Motion Sickness Grips Stocks on Eve of a Healthy Earnings SeasonBy
S&P 500 EPS forecast to grow at half the pace in first quarter
Perfect record of stocks rising during earnings is on the line
Once again, the U.S. stock market is beset with angst as an earnings season approaches. Curing it has been simple in the past. Getting the medicine to go down this time may prove harder.
It’s not that it will be a bad quarter. Barring an unlikely disaster, companies will say profits rose for the fourth straight time, with analysts calling for a 7.4 percent increase over a year earlier. Whether the patient has become resistant to treatment is the real question.
Turbulence has been touching everything from stocks to Treasuries. Tech megacaps as measured by the Nasdaq 100 Index alternated between big gains and losses each day in the holiday-shortened week, while the CBOE Volatility Index hit the highest level since May. Swings in the Nasdaq have averaged almost 1 percent a day since June 9, pushing its 30-day volatility relative to the rest of the market to the highest since 2002.
In the past, earnings have been a reliable antidote. Their arrival each quarter has lifted stocks 100 percent of the time since 2013, and under-estimating the profit machine has been a sure route to impoverishment since the bull market began in 2009. Among investors, however, the sense now is that failure to deliver would have larger consequences.
“We need strong earnings for stocks to stay OK,” Bob Doll, chief equity strategist at Nuveen Asset Management, said in an interview on Bloomberg Television.
Volatility has kicked up as central banks from Asia to Europe and the U.S. took a more hawkish stance while seeking to remove nearly a decade of accommodation. After better-than-expected monthly payrolls boosted stocks on Friday, the S&P 500 Index ended the week up 0.1 percent while the Nasdaq 100 added 0.2 percent.
With JPMorgan Chase & Co. and Citigroup Inc. scheduled to announce results next week, the market faces a stretch that for four years has seen consistent equity gains. The S&P 500 has risen in each of the last 18 reporting season, accounting for 90 percent of the advance over the stretch, data compiled by Bloomberg show.
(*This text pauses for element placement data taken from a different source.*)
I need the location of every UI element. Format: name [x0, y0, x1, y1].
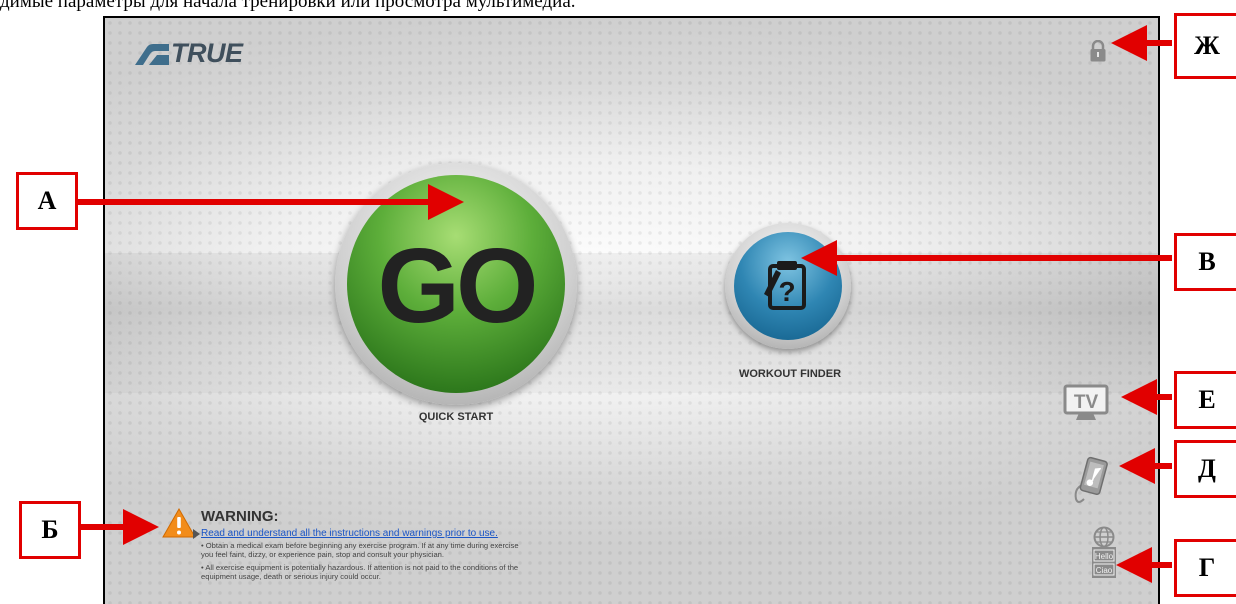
document-caption: димые параметры для начала тренировки ил…: [0, 0, 576, 12]
callout-a: А: [16, 172, 78, 230]
callout-e: Е: [1174, 371, 1236, 429]
callout-b: Б: [19, 501, 81, 559]
lock-icon[interactable]: [1090, 39, 1106, 67]
quick-start-go-button[interactable]: GO: [335, 163, 577, 405]
clipboard-question-icon: ?: [764, 261, 806, 310]
callout-g: Г: [1174, 539, 1236, 597]
brand-logo: TRUE: [135, 38, 243, 69]
workout-finder-face: ?: [734, 232, 842, 340]
go-button-face: GO: [347, 175, 565, 393]
tv-icon-text: TV: [1074, 392, 1099, 413]
callout-v: В: [1174, 233, 1236, 291]
brand-name: TRUE: [171, 38, 243, 68]
treadmill-console-screen: TRUE GO QUICK START ? WORKOUT FINDER TV: [103, 16, 1160, 604]
music-player-icon[interactable]: [1072, 455, 1108, 510]
go-text: GO: [377, 226, 539, 345]
svg-text:?: ?: [778, 276, 795, 307]
instructions-link[interactable]: Read and understand all the instructions…: [201, 528, 498, 539]
quick-start-label: QUICK START: [418, 411, 494, 423]
workout-finder-label: WORKOUT FINDER: [738, 368, 842, 380]
language-globe-icon[interactable]: Hello Ciao: [1087, 526, 1121, 585]
background-band: [105, 253, 1158, 393]
callout-zh: Ж: [1174, 13, 1236, 79]
warning-bullet-hazard: • All exercise equipment is potentially …: [201, 563, 519, 581]
play-arrow-icon: [193, 529, 200, 539]
tv-icon[interactable]: TV: [1063, 384, 1109, 427]
warning-triangle-icon: [162, 507, 196, 543]
logo-mark-icon: [135, 43, 169, 65]
warning-bullet-medical: • Obtain a medical exam before beginning…: [201, 541, 519, 559]
language-hello-text: Hello: [1095, 552, 1114, 561]
language-ciao-text: Ciao: [1096, 566, 1113, 575]
callout-d: Д: [1174, 440, 1236, 498]
warning-title: WARNING:: [201, 508, 279, 525]
workout-finder-button[interactable]: ?: [725, 223, 851, 349]
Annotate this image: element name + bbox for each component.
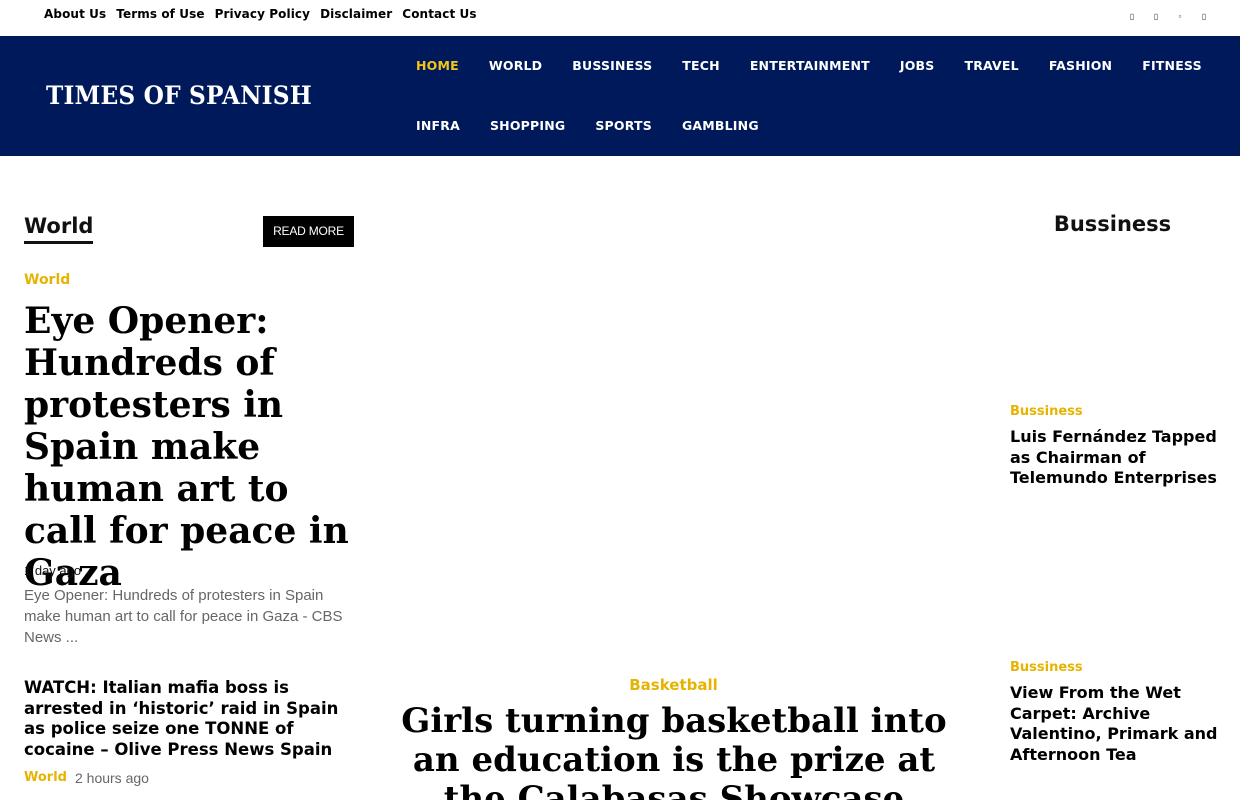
nav-fashion[interactable]: FASHION [1049, 58, 1112, 73]
nav-world[interactable]: WORLD [489, 58, 542, 73]
list-item-title[interactable]: WATCH: Italian mafia boss is arrested in… [24, 678, 354, 760]
business-item-1-category[interactable]: Bussiness [1010, 404, 1083, 419]
business-item-1-title[interactable]: Luis Fernández Tapped as Chairman of Tel… [1010, 427, 1222, 489]
disclaimer-link[interactable]: Disclaimer [320, 7, 392, 21]
site-logo[interactable]: TIMES OF SPANISH [46, 81, 312, 110]
section-title-bussiness[interactable]: Bussiness [1010, 212, 1215, 236]
business-item-2-title[interactable]: View From the Wet Carpet: Archive Valent… [1010, 683, 1222, 765]
nav-infra[interactable]: INFRA [416, 118, 460, 133]
list-item-category[interactable]: World [24, 770, 67, 786]
featured-article-title[interactable]: Eye Opener: Hundreds of protesters in Sp… [24, 300, 364, 594]
business-item-2-category[interactable]: Bussiness [1010, 660, 1083, 675]
nav-shopping[interactable]: SHOPPING [490, 118, 565, 133]
youtube-icon[interactable]: ▯ [1198, 10, 1210, 24]
nav-sports[interactable]: SPORTS [595, 118, 652, 133]
list-item-meta: World 2 hours ago [24, 770, 149, 786]
featured-article-time: 1 day ago [24, 563, 82, 578]
terms-of-use-link[interactable]: Terms of Use [116, 7, 204, 21]
site-header: TIMES OF SPANISH HOME WORLD BUSSINESS TE… [0, 36, 1240, 156]
nav-fitness[interactable]: FITNESS [1142, 58, 1202, 73]
featured-article-excerpt: Eye Opener: Hundreds of protesters in Sp… [24, 587, 343, 646]
privacy-policy-link[interactable]: Privacy Policy [215, 7, 310, 21]
nav-gambling[interactable]: GAMBLING [682, 118, 759, 133]
twitter-icon[interactable]: ▫ [1174, 10, 1186, 24]
list-item-time: 2 hours ago [74, 770, 149, 786]
social-icons: ▯ ▯ ▫ ▯ [1126, 10, 1210, 24]
main-article-category[interactable]: Basketball [406, 676, 941, 694]
instagram-icon[interactable]: ▯ [1150, 10, 1162, 24]
main-nav-row-2: INFRA SHOPPING SPORTS GAMBLING [416, 118, 789, 133]
nav-jobs[interactable]: JOBS [900, 58, 935, 73]
facebook-icon[interactable]: ▯ [1126, 10, 1138, 24]
nav-bussiness[interactable]: BUSSINESS [572, 58, 652, 73]
top-bar: About Us Terms of Use Privacy Policy Dis… [0, 0, 1240, 36]
nav-travel[interactable]: TRAVEL [964, 58, 1018, 73]
nav-entertainment[interactable]: ENTERTAINMENT [750, 58, 870, 73]
contact-us-link[interactable]: Contact Us [402, 7, 476, 21]
world-section-header: World [24, 214, 94, 244]
nav-home[interactable]: HOME [416, 58, 459, 73]
featured-category[interactable]: World [24, 272, 70, 288]
section-title-world[interactable]: World [24, 214, 94, 244]
main-article-title[interactable]: Girls turning basketball into an educati… [400, 702, 948, 800]
main-nav-row-1: HOME WORLD BUSSINESS TECH ENTERTAINMENT … [416, 58, 1232, 73]
top-links: About Us Terms of Use Privacy Policy Dis… [44, 7, 477, 21]
about-us-link[interactable]: About Us [44, 7, 106, 21]
nav-tech[interactable]: TECH [682, 58, 720, 73]
read-more-button[interactable]: READ MORE [263, 216, 354, 247]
Better-than-expected earnings have contributed to the perfect record by offering investors comfort at times of market turbulence. In the past five years, S&P 500 firms beat estimates by an averaged 3.6 percentage points.
The bar is arguably higher this time. Analysts have been standing firm with their forecasts even as economic data trailed expectations by the most since 2011. Their estimates for earnings growth fell by 1.4 percentage points during the course of second quarter, the smallest reduction in six years.
Even if the rate of company beats matches the historical pace, it would still represent a slowdown from the first quarter, during which earnings jumped 14 percent.
Profit growth weakened in all sectors except for phone-service providers and consumer staples, analyst estimates show. Materials producers are expected to report a 2.4 percent rise, down from 21 percent in the first quarter, as a rebound in commodity prices faded. A trading slowdown and an unexpected decline in Treasury yields may have weighed on results for financial firms. Profit at banks and insurers probably decelerated to 7.4 percent from 17 percent in the January-March period.
While it may be still be too soon to call a trend, early releases are showing promising signs. Among 22 S&P 500 companies that have reported results, profits exceeded estimates by 8.5 percent, data compiled by Bloomberg show.
Sustained a steady level of growth is key to a market whose valuations are approaching the highest since the dot-com era, according to Stephen Wood, chief market strategist for North America at Russell Investments in New York.
“It’s reasonable to think that the softness in the economic cycle could transmit through into earnings,” Wood said by phone. “In a good but decelerating earnings environment and with the Federal Reserve pulling back on monetary policy, fundamentals are going to be challenged to support these valuations in the U.S. equity market.”